Shaun Martin is a man of many talents: runner, race director, finish line hugger, coach, motivational speaker, cultural ambassador, cheerleader, silversmith, and who knows what else. The Canyon de Chelly Ultra is not the only race that offers hand-made awards. Shaun is, however, the only race director I know who makes each of the beautiful finisher necklaces and age group award bracelets with his own hands and treats each of the 150 runners in his race like long-lost members of his extended family.

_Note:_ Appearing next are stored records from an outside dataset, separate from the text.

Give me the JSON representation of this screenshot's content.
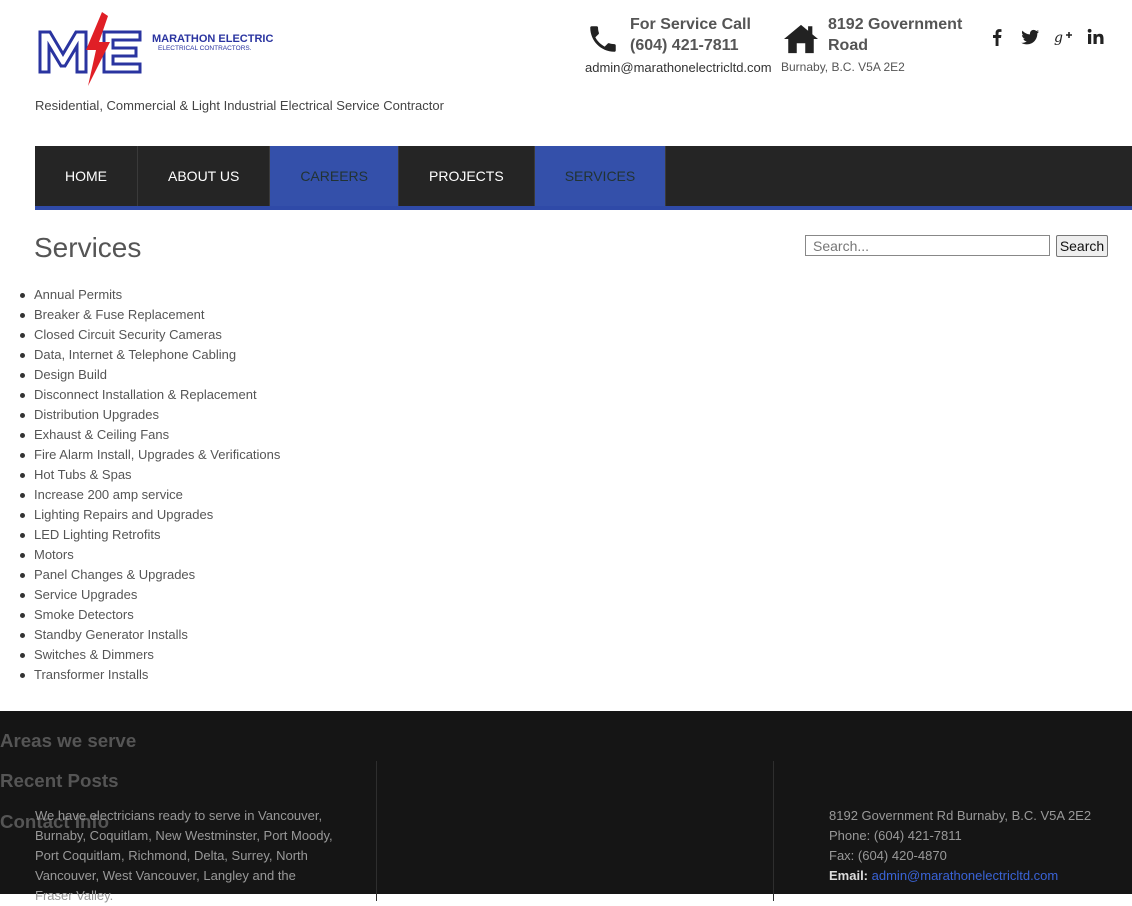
{
  "brand": {
    "logo_letters": "ME",
    "logo_name": "MARATHON ELECTRIC LTD.",
    "logo_sub": "ELECTRICAL CONTRACTORS.",
    "tagline": "Residential, Commercial & Light Industrial Electrical Service Contractor",
    "colors": {
      "blue": "#2a34a0",
      "red": "#e01f26"
    }
  },
  "header": {
    "phone_title": "For Service Call",
    "phone_number": "(604) 421-7811",
    "email": "admin@marathonelectricltd.com",
    "address_line1": "8192 Government",
    "address_line2": "Road",
    "city": "Burnaby, B.C. V5A 2E2",
    "social_icons": [
      "facebook-icon",
      "twitter-icon",
      "google-plus-icon",
      "linkedin-icon"
    ]
  },
  "nav": {
    "items": [
      {
        "label": "HOME",
        "active": false
      },
      {
        "label": "ABOUT US",
        "active": false
      },
      {
        "label": "CAREERS",
        "active": true
      },
      {
        "label": "PROJECTS",
        "active": false
      },
      {
        "label": "SERVICES",
        "active": true
      }
    ],
    "accent": "#3450aa"
  },
  "main": {
    "title": "Services",
    "search_placeholder": "Search...",
    "search_button": "Search",
    "services": [
      "Annual Permits",
      "Breaker & Fuse Replacement",
      "Closed Circuit Security Cameras",
      "Data, Internet & Telephone Cabling",
      "Design Build",
      "Disconnect Installation & Replacement",
      "Distribution Upgrades",
      "Exhaust & Ceiling Fans",
      "Fire Alarm Install, Upgrades & Verifications",
      "Hot Tubs & Spas",
      "Increase 200 amp service",
      "Lighting Repairs and Upgrades",
      "LED Lighting Retrofits",
      "Motors",
      "Panel Changes & Upgrades",
      "Service Upgrades",
      "Smoke Detectors",
      "Standby Generator Installs",
      "Switches & Dimmers",
      "Transformer Installs"
    ]
  },
  "footer": {
    "areas_title": "Areas we serve",
    "areas_text": "We have electricians ready to serve in Vancouver, Burnaby, Coquitlam, New Westminster, Port Moody, Port Coquitlam, Richmond, Delta, Surrey, North Vancouver, West Vancouver, Langley and the Fraser Valley.",
    "posts_title": "Recent Posts",
    "contact_title": "Contact Info",
    "contact_address": "8192 Government Rd Burnaby, B.C. V5A 2E2",
    "contact_phone": "Phone: (604) 421-7811",
    "contact_fax": "Fax: (604) 420-4870",
    "contact_email_label": "Email:",
    "contact_email": "admin@marathonelectricltd.com"
  }
}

The award ceremony at Canyon de Chelly is as unique and as authentically Navajo as the rest of the race: the aroma of mutton stew and fry bread fills the air, and hand-crafted awards – rugs, pottery, jewelry, each more beautiful than the next – are arranged on a table. The winner gets to choose first, then the second-place finisher, and so on, all the way to tenth male and female, respectively. I have my eye on a silver and turquoise concho belt, hoping that Ali, the women’s winner won’t feel the same. She doesn’t, and I get the belt. Christine, Laura, and the rest of the women’s field gathers for pictures, hugs, handshakes.
Shaun, his family, friends, and the Navajo Nation have made this race into something much more important than an enjoyable athletic event in beautiful surroundings. The Canyon de Chelly Ultra uses running as a bridge between cultures: something that unites us, something we can share and appreciate, in spite of our differences. As we say hesitant good-byes to all our friends, my heart overflows with gratitude: for this beautiful day, for the hospitality we enjoyed, for sharing it with the amazing community of trail runners, for the opportunity to experience a small aspect of the Navajo way of life from the inside.
When my more spiritually inclined friends tell me about their practices and beliefs, I try to keep an open mind, or at least to not roll my eyes. But since I started running ultras, my cynical outlook has softened. I still don’t believe in any supreme being, but I have experienced something my more enlightened friends would describe as spiritual: a sense of connection with the earth under my feet, the cottonwood trees lining the trail, the wild horses grazing in the canyon, the red cliffs towering on either side. I feel a kinship with the other runners who travel along the same path, sharing the same goal of reaching the finish line. I feel exuberantly happy, bursting with joy. I love life. I want to hug everyone I see – people, horses, even the cottonwood trees.
Running has made me physically fitter. Running has made me emotionally happier. Now, is seems, running has made me less of a skeptic. And running the Canyon de Chelly is as close as going to church as I get.